As discussed in our March 16, 2022 client update, Congress enacted the LIBOR Act with the goal of establishing a clear and uniform nationwide process for replacing LIBOR in so called “tough legacy contracts,” the terms of which do not provide for the use of a clearly defined or practicable replacement benchmark rate.

The Board’s final rule is substantially similar to its proposed rule, with clarifying changes made in response to public comments. It will be effective 30 days after publication in the Federal Register and can be found here.

The Board has selected benchmark replacements for two buckets of contracts subject to the LIBOR Act. Consistent with the LIBOR Act, each Board selected benchmark replacement is (i) based upon SOFR and (ii) incorporates spread adjustments for each specified tenor of LIBOR.

  • For contracts classified as derivative transactions, the Board has selected the ISDA 2020 IBOR Fallbacks Protocol, consisting of (i) SOFR compounded in arrears for the appropriate tenor plus (ii) a stated spread adjustment based on the appropriate tenor.
  • For contracts classified as cash transactions, the Board has determined that the fallback for consumer loans will be the sum of (i) CME Term SOFR and (ii) the transition tenor spread adjustment (for the one-year period beginning on June 30, 2023) or the tenor spread adjustment specified in the LIBOR Act thereafter. Other SOFR based fallbacks are established for cash transactions involving certain entities regulated by the Federal Housing Finance Agency.

The Board also acknowledged comments relating to its discussion in the proposing release of the effect of the potential publication of “synthetic LIBOR” after June 30, 2023. In the proposing release, the Board requested comments on “how synthetic LIBOR might affect LIBOR contracts that contain fallback provisions that either identify a clear and practicable benchmark replacement or authorize a person to select a benchmark replacement, but where these fallback provisions are triggered only where LIBOR is unavailable (and are not expressly triggered where a benchmark called ‘LIBOR’ is available but is not representative of the market that LIBOR is intended to measure).” However, in the final rule, the Board also affirmed that LIBOR contracts containing fallback provisions that identify a benchmark replacement, such as the prime rate, are unambiguously outside of the scope of the LIBOR Act.
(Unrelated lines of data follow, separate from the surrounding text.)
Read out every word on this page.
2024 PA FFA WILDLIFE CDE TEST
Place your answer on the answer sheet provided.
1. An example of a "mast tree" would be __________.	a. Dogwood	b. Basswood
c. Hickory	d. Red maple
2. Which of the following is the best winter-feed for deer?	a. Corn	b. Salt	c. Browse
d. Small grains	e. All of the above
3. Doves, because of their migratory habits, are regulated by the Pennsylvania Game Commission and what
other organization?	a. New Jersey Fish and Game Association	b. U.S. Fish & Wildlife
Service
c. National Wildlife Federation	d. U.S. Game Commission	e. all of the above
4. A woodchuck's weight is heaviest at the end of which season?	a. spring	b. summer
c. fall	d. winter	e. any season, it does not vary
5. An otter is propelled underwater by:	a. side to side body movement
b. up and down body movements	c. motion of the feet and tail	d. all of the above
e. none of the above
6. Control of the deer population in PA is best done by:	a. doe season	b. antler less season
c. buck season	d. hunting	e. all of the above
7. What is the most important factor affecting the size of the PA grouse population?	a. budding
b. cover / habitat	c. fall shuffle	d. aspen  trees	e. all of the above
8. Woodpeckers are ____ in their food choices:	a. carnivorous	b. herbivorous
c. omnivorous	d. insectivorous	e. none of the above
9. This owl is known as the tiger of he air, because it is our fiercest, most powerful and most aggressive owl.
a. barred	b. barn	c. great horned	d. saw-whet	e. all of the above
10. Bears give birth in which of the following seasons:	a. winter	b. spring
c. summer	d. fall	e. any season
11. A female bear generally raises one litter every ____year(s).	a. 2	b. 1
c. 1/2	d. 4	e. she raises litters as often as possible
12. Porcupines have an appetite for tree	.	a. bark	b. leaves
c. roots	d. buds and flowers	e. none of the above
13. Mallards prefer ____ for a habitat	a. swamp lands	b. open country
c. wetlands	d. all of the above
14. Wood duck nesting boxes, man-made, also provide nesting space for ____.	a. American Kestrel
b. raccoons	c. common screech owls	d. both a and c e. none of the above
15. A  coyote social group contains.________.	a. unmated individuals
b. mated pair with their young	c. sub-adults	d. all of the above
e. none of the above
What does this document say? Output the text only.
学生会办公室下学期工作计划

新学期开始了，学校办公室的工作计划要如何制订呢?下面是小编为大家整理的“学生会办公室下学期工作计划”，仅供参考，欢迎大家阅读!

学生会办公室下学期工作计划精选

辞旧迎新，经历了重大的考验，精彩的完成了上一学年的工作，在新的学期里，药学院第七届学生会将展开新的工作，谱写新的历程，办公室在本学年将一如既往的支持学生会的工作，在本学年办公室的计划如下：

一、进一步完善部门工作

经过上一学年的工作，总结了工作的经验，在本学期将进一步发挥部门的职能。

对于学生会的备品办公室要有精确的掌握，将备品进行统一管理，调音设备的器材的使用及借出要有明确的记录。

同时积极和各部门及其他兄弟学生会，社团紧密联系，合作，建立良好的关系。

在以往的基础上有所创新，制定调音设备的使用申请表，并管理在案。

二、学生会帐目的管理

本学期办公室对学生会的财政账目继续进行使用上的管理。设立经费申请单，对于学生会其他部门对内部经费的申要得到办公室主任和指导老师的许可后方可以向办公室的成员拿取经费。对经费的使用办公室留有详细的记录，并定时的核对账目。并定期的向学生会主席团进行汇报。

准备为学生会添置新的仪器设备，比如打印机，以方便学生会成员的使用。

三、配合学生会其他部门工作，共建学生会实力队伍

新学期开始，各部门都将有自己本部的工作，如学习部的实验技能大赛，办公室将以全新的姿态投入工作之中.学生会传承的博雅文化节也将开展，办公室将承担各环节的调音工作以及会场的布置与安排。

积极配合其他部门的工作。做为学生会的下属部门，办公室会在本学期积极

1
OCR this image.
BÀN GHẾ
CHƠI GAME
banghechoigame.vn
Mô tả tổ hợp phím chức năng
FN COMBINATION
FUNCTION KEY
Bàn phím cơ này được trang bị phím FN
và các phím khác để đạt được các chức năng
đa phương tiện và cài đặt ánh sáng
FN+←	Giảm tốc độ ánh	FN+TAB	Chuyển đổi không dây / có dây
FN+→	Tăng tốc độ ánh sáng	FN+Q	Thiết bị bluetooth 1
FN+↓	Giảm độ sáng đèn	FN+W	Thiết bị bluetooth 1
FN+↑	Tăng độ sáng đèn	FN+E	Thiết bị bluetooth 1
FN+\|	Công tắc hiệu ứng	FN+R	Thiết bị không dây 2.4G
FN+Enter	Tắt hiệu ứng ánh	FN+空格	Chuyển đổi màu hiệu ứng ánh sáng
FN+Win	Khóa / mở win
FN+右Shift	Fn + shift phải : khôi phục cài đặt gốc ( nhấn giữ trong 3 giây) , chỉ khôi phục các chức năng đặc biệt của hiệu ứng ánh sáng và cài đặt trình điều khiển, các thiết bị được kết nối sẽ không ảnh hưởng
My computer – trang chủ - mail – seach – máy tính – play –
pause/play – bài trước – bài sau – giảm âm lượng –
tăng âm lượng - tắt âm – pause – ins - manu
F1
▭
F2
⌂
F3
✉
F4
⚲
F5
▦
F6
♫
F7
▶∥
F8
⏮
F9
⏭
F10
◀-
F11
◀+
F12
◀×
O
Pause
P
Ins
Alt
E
The Board also confirmed that in the case of LIBOR contracts including fallback provisions authorizing a determining person to select a benchmark replacement and where that determining person does not select a benchmark replacement by June 30, 2023, the applicable Board-selected benchmark replacement will be the benchmark replacement for that LIBOR contract, notwithstanding the publication of a synthetic LIBOR rate.